Frere-Jones started to say more, but fell silent as she tasted an unsettling tinge in the grains. She felt Alexnya’s frustration at travelling from place to place, never settling down long enough to have a home. Frere-Jones also saw the attack which destroyed Alexnya’s last caravan. As the anchors shrieked and smashed on the outside of her family’s wagon, Alexnya swore she’d never go through this again. That one day she’d find a place to call home.
The grains, Frere-Jones realized, had found a willing partner in this young girl.
“I’m sorry,” Alexnya whispered, looking at her parents. “I want to live somewhere. I want a home. The grains said we could all stay.”
“The other anchors won’t let you be one of us,” Frere-Jones stated. “And even if they did, the grains will never let your family stay.”
“They promised.”
“They lied. The grains only want a new anchor to take my place. They’re incapable of caring for your family. They are programmed to protect this land, not to protect unlinked day-fellows without a grain in their bodies.”
Frere-Jones glanced again at the altar. She was missing something. If the grains hadn’t told her they’d changed the altar’s programming to negate the effects of Alexnya’s medicine, what else weren’t they telling her?
She heard a slight rapping on the kitchen window.

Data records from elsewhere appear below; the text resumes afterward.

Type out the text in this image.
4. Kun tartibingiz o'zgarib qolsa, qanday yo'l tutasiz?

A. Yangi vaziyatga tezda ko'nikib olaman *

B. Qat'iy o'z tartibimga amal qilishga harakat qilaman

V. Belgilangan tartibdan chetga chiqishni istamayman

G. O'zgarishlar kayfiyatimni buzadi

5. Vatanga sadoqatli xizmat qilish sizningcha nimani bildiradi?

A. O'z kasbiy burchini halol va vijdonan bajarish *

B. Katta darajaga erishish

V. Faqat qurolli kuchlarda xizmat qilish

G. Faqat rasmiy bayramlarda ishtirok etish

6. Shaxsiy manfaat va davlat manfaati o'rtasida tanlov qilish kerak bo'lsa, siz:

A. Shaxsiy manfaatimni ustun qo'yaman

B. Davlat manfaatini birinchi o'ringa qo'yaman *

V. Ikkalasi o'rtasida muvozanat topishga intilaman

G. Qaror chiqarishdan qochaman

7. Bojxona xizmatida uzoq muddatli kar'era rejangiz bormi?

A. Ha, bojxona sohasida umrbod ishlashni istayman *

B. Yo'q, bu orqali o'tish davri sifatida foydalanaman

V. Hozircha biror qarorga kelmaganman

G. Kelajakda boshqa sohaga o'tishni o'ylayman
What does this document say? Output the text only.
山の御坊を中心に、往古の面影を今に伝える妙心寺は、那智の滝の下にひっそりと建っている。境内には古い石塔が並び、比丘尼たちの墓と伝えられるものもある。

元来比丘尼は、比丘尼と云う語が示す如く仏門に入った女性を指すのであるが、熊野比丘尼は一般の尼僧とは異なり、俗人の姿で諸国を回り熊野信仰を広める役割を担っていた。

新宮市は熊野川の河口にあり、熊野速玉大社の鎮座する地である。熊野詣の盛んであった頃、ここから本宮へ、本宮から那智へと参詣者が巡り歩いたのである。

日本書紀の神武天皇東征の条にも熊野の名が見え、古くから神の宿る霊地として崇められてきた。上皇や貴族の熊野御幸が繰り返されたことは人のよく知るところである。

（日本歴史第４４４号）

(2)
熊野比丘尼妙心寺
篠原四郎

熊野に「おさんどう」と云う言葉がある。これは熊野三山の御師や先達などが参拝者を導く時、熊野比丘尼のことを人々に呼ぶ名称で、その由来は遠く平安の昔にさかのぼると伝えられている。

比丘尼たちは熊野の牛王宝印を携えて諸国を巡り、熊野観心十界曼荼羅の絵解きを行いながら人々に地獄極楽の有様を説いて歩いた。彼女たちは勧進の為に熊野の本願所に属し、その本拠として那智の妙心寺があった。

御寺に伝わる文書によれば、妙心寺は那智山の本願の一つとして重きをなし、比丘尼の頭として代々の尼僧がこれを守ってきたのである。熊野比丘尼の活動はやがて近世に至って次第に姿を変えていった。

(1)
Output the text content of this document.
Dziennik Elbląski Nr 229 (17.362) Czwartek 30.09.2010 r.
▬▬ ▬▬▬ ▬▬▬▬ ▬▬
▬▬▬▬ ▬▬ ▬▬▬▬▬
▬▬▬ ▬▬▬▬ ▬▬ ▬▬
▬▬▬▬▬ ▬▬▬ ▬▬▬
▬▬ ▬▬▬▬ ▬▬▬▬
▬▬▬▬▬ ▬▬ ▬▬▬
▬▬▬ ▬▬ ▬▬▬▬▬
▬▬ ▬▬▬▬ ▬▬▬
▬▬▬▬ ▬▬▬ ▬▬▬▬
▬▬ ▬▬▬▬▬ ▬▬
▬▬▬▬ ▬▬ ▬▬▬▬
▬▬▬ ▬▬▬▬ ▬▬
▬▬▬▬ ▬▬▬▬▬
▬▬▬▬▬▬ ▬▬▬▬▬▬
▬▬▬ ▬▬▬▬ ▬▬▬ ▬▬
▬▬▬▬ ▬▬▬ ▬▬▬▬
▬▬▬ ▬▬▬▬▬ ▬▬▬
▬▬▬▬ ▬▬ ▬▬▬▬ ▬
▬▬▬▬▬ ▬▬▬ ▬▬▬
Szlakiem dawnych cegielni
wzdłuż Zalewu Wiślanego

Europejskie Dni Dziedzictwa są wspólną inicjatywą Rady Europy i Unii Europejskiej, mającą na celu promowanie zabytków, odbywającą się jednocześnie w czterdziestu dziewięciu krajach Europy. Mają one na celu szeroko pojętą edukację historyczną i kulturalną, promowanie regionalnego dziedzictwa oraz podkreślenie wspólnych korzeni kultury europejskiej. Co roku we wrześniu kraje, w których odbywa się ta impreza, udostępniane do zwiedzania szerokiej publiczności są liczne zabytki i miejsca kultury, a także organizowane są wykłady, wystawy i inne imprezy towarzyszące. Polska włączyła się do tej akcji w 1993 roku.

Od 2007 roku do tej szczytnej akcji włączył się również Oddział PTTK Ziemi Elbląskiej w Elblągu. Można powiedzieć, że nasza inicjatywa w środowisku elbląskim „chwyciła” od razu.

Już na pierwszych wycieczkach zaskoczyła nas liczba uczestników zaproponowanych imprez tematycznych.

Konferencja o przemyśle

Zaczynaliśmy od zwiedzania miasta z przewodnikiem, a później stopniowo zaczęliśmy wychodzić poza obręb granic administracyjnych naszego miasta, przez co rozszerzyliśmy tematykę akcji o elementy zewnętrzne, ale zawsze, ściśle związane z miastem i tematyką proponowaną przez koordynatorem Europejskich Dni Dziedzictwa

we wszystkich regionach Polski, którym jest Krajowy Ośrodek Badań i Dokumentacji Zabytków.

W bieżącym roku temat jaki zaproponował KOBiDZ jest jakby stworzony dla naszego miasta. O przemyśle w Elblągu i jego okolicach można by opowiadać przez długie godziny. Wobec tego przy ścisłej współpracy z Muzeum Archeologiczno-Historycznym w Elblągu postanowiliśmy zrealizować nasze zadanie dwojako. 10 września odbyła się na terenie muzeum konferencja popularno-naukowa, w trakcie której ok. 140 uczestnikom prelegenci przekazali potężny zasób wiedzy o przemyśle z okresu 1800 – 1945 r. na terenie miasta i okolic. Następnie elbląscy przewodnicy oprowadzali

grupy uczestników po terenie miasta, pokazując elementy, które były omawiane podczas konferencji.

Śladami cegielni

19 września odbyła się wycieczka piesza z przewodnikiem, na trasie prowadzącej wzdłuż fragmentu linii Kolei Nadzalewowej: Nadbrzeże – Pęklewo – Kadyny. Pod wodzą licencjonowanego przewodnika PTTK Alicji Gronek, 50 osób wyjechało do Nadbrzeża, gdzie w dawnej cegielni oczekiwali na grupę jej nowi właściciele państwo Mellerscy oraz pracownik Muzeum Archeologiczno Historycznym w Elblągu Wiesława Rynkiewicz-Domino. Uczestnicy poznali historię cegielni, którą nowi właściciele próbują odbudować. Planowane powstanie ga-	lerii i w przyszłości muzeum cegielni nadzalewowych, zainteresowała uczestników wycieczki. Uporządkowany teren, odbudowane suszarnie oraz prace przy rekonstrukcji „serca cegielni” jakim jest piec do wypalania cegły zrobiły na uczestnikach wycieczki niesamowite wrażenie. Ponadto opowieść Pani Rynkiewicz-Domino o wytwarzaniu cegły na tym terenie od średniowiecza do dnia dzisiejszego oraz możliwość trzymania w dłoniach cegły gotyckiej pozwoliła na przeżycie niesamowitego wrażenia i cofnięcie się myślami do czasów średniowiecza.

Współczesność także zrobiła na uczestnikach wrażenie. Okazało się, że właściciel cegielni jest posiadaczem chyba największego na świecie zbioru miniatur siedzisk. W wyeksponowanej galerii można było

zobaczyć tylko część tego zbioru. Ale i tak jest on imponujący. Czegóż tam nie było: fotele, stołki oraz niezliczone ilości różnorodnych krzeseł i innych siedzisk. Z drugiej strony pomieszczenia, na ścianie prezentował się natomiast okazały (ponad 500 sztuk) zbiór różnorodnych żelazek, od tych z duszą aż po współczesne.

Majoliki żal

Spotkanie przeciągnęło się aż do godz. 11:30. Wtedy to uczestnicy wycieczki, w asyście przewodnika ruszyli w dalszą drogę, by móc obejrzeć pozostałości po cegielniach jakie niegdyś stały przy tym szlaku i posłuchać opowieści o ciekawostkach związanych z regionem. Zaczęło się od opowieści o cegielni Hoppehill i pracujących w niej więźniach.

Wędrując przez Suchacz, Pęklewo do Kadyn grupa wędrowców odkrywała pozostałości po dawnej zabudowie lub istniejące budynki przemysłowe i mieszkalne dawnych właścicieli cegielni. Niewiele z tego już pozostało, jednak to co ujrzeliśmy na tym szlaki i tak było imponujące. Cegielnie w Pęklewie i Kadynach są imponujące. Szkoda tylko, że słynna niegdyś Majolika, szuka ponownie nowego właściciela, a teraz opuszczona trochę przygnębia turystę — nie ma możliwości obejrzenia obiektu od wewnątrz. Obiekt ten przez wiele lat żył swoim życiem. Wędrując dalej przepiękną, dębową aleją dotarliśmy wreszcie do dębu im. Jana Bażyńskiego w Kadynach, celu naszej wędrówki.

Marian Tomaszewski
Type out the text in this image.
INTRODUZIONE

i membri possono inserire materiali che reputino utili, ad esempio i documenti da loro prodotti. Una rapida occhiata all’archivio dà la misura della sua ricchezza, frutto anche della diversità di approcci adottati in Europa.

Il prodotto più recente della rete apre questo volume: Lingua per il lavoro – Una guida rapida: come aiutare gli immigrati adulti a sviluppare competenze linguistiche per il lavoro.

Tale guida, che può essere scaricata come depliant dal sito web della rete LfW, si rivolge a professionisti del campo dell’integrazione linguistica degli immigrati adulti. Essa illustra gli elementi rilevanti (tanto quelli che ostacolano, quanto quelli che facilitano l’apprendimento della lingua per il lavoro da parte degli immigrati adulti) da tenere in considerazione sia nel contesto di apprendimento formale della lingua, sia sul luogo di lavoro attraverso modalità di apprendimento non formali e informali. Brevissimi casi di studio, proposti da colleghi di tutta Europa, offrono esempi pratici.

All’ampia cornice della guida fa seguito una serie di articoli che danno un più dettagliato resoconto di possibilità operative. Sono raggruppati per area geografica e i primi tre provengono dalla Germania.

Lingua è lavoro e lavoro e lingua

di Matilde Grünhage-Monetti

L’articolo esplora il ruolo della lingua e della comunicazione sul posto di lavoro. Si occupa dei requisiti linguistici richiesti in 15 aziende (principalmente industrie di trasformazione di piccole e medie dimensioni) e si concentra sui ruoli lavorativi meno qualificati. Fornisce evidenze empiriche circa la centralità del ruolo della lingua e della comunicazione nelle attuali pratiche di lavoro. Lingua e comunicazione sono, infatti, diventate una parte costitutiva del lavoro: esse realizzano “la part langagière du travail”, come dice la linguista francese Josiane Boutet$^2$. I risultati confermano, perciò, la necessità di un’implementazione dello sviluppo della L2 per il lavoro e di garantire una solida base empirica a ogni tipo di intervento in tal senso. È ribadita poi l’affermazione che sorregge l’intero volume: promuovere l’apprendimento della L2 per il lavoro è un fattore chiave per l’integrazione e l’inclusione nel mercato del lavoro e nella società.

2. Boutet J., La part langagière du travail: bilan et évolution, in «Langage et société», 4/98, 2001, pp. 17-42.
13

Dozens of fairies buzzed outside the glass, their tiny hands tap tapping against the panes like angry snowflakes blowing on the wind.
Framed in the glass, surrounded by the fairies, was a red-tinted face.
Malachi, Chakatie’s oldest son.
Frere-Jones ran for the front door, but by the time she opened it Malachi was already running away, nearly gone from sight. She reached out to the grains, trying to power up her body so she could catch the boy, but the grains resisted her, not giving her anywhere near enough to catch him.
Instead, the grains rebutted her in flicks of angry memories. They had a new anchor. They didn’t have to obey her any more.
A few weeks after their son had been born, Frere-Jones had woken to find Haoquin standing by the altar, rocking Colton back and forth in his arms in the grains’ red-haze light.